Lab Test Considerations:

Verify negative pregnancy test before starting therapy.

• Monitor for proteinuria before starting and periodically during therapy.  If ≥2 g proteinuria in 24 hr,  hold tivozanib until ≤2 g of proteinuria per 24 hr. Resume at a ↓ dose. Permanently discontinue tivozanib if nephrotic syndrome occurs.
• Monitor thyroid function before starting and periodically during therapy. Treat hypothyroidism and hyperthyroidism to maintain euthyroid state before and during therapy.

Implementation

• Administer medications for diarrhea, nausea, or vomiting before interrupting or ↓ dose. If dose ↓ is necessary, ↓ dose to 0.89 mg once daily for 21 days followed by 7 days off therapy.
• May impair wound healing. Hold tivozanib for >24 days before elective surgery. Do not administer for >2 wk following major surgery and until adequate wound healing.
• PO Administer daily without regard to food for 21 days followed by 7 days off therapy.  DNC: Swallow capsule whole; do not open, crush, or chew.  Follow with a glass of water.

Patient/Family Teaching

• Explain purpose and side effects of medication to patient. Advise patient to read  Patient Information  before starting therapy. Instruct patient to take as directed. If a dose is missed, omit and take next scheduled dose; do not double doses.
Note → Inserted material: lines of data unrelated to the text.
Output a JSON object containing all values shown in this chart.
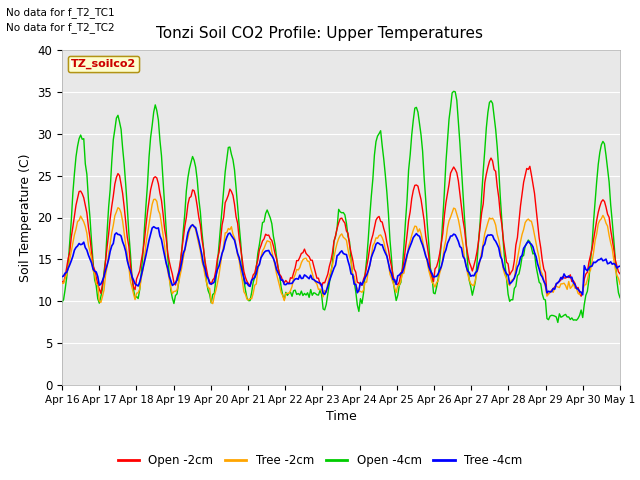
{
  "title": "Tonzi Soil CO2 Profile: Upper Temperatures",
  "xlabel": "Time",
  "ylabel": "Soil Temperature (C)",
  "no_data_text": [
    "No data for f_T2_TC1",
    "No data for f_T2_TC2"
  ],
  "legend_box_label": "TZ_soilco2",
  "ylim": [
    0,
    40
  ],
  "yticks": [
    0,
    5,
    10,
    15,
    20,
    25,
    30,
    35,
    40
  ],
  "xtick_labels": [
    "Apr 16",
    "Apr 17",
    "Apr 18",
    "Apr 19",
    "Apr 20",
    "Apr 21",
    "Apr 22",
    "Apr 23",
    "Apr 24",
    "Apr 25",
    "Apr 26",
    "Apr 27",
    "Apr 28",
    "Apr 29",
    "Apr 30",
    "May 1"
  ],
  "colors": {
    "open_2cm": "#ff0000",
    "tree_2cm": "#ffa500",
    "open_4cm": "#00cc00",
    "tree_4cm": "#0000ff"
  },
  "legend_labels": [
    "Open -2cm",
    "Tree -2cm",
    "Open -4cm",
    "Tree -4cm"
  ],
  "bg_color": "#e8e8e8",
  "n_days": 15,
  "day_peaks_open2": [
    23,
    25,
    25,
    23,
    23,
    18,
    16,
    20,
    20,
    24,
    26,
    27,
    26,
    13,
    22
  ],
  "day_peaks_tree2": [
    20,
    21,
    22,
    19,
    19,
    17,
    15,
    18,
    18,
    19,
    21,
    20,
    20,
    12,
    20
  ],
  "day_peaks_open4": [
    30,
    32,
    33,
    27,
    28,
    21,
    11,
    21,
    30,
    33,
    35,
    34,
    17,
    8,
    29
  ],
  "day_peaks_tree4": [
    17,
    18,
    19,
    19,
    18,
    16,
    13,
    16,
    17,
    18,
    18,
    18,
    17,
    13,
    15
  ],
  "day_mins_open2": [
    12,
    11,
    13,
    12,
    12,
    12,
    12,
    12,
    12,
    12,
    14,
    14,
    13,
    11,
    13
  ],
  "day_mins_tree2": [
    12,
    10,
    11,
    11,
    10,
    10,
    11,
    11,
    11,
    12,
    12,
    12,
    12,
    11,
    12
  ],
  "day_mins_open4": [
    10,
    10,
    10,
    10,
    10,
    10,
    11,
    9,
    10,
    11,
    11,
    11,
    10,
    8,
    10
  ],
  "day_mins_tree4": [
    13,
    12,
    12,
    12,
    12,
    12,
    12,
    11,
    12,
    13,
    13,
    13,
    12,
    11,
    14
  ]
}
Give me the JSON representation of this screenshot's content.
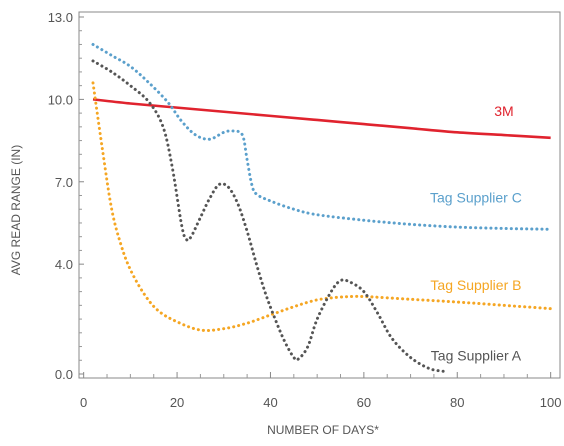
{
  "chart_data": {
    "type": "line",
    "title": "",
    "xlabel": "NUMBER OF DAYS*",
    "ylabel": "AVG READ RANGE (IN)",
    "xlim": [
      -1,
      102
    ],
    "ylim": [
      0,
      13
    ],
    "xticks": [
      0,
      20,
      40,
      60,
      80,
      100
    ],
    "xtick_labels": [
      "0",
      "20",
      "40",
      "60",
      "80",
      "100"
    ],
    "yticks": [
      0,
      4,
      7,
      10,
      13
    ],
    "ytick_labels": [
      "0.0",
      "4.0",
      "7.0",
      "10.0",
      "13.0"
    ],
    "grid": false,
    "legend": "inline labels",
    "series": [
      {
        "name": "3M",
        "color": "#e0232e",
        "style": "solid",
        "x": [
          2,
          10,
          20,
          30,
          40,
          50,
          60,
          70,
          80,
          90,
          100
        ],
        "y": [
          10.0,
          9.85,
          9.7,
          9.55,
          9.4,
          9.25,
          9.1,
          8.95,
          8.8,
          8.7,
          8.6
        ]
      },
      {
        "name": "Tag Supplier C",
        "color": "#5ba0cc",
        "style": "dotted",
        "x": [
          2,
          6,
          10,
          14,
          18,
          21,
          24,
          27,
          30,
          32,
          34,
          35,
          36,
          37,
          40,
          45,
          50,
          60,
          70,
          80,
          90,
          100
        ],
        "y": [
          12.0,
          11.6,
          11.2,
          10.6,
          9.9,
          9.2,
          8.7,
          8.55,
          8.8,
          8.85,
          8.7,
          7.8,
          6.9,
          6.55,
          6.3,
          6.0,
          5.8,
          5.6,
          5.45,
          5.35,
          5.3,
          5.27
        ]
      },
      {
        "name": "Tag Supplier B",
        "color": "#f5a623",
        "style": "dotted",
        "x": [
          2,
          4,
          6,
          8,
          10,
          13,
          16,
          20,
          25,
          30,
          35,
          40,
          45,
          50,
          55,
          60,
          70,
          80,
          90,
          100
        ],
        "y": [
          10.6,
          8.2,
          6.0,
          4.7,
          3.8,
          2.9,
          2.3,
          1.9,
          1.6,
          1.65,
          1.85,
          2.15,
          2.45,
          2.7,
          2.8,
          2.82,
          2.72,
          2.62,
          2.5,
          2.38
        ]
      },
      {
        "name": "Tag Supplier A",
        "color": "#555555",
        "style": "dotted",
        "x": [
          2,
          6,
          10,
          14,
          17,
          19,
          21,
          22,
          23,
          25,
          27,
          29,
          31,
          33,
          35,
          37,
          39,
          41,
          43,
          45,
          46,
          48,
          50,
          53,
          55,
          57,
          60,
          63,
          66,
          70,
          74,
          77
        ],
        "y": [
          11.4,
          11.0,
          10.5,
          9.9,
          9.0,
          7.5,
          5.4,
          4.9,
          5.0,
          5.7,
          6.4,
          6.9,
          6.8,
          6.2,
          5.2,
          4.0,
          2.9,
          2.0,
          1.2,
          0.6,
          0.55,
          1.0,
          2.0,
          3.0,
          3.4,
          3.35,
          3.0,
          2.2,
          1.3,
          0.6,
          0.2,
          0.1
        ]
      }
    ],
    "annotations": [
      {
        "text": "3M",
        "series": "3M",
        "x": 90,
        "y": 9.4
      },
      {
        "text": "Tag Supplier C",
        "series": "Tag Supplier C",
        "x": 84,
        "y": 6.25
      },
      {
        "text": "Tag Supplier B",
        "series": "Tag Supplier B",
        "x": 84,
        "y": 3.05
      },
      {
        "text": "Tag Supplier A",
        "series": "Tag Supplier A",
        "x": 84,
        "y": 0.5
      }
    ]
  }
}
Emphasize importance of regular lab tests to monitor for side effects.
• Advise patient to notify health care professional of all Rx or OTC medications, vitamins, or herbal products being taken and to consult with health care professional before taking other medications.
• Advise patient to notify health care professional if signs and symptoms of hypertension or hypertensive crisis (confusion, headaches, dizziness, chest pain, shortness of breath), HF, heart attack or blood clots, bleeding problems (unusual bleeding from gums; red or black tarry stools; heavier than usual menstrual or vaginal bleeding; bruises that happen without a known cause or get larger; headaches; dizziness or weakness; severe or uncontrolled bleeding; coughing up blood or blood clots; pink or brown urine; vomiting blood or vomit looks like coffee grounds; unexpected pain, swelling, or joint pain), PRES (headaches, seizures, confusion, blindness or change in vision, difficulty thinking) occur.
• Instruct patient to notify health care professional of medication regimen prior to treatment or surgery.
• Rep:   May cause fetal harm. Advise women of reproductive potential and men with female partners of reproductive potential to use effective contraception during therapy and for 1 mo after last dose. Advise patient to avoid breastfeeding during therapy and for 1 mo after last dose. Instruct patient to notify health care professional promptly if pregnancy is suspected. May impair female and male fertility.

Evaluation/Desired Outcomes

• Decreased growth and spread of renal cell carcinoma.
• Improvement in progression-free survival.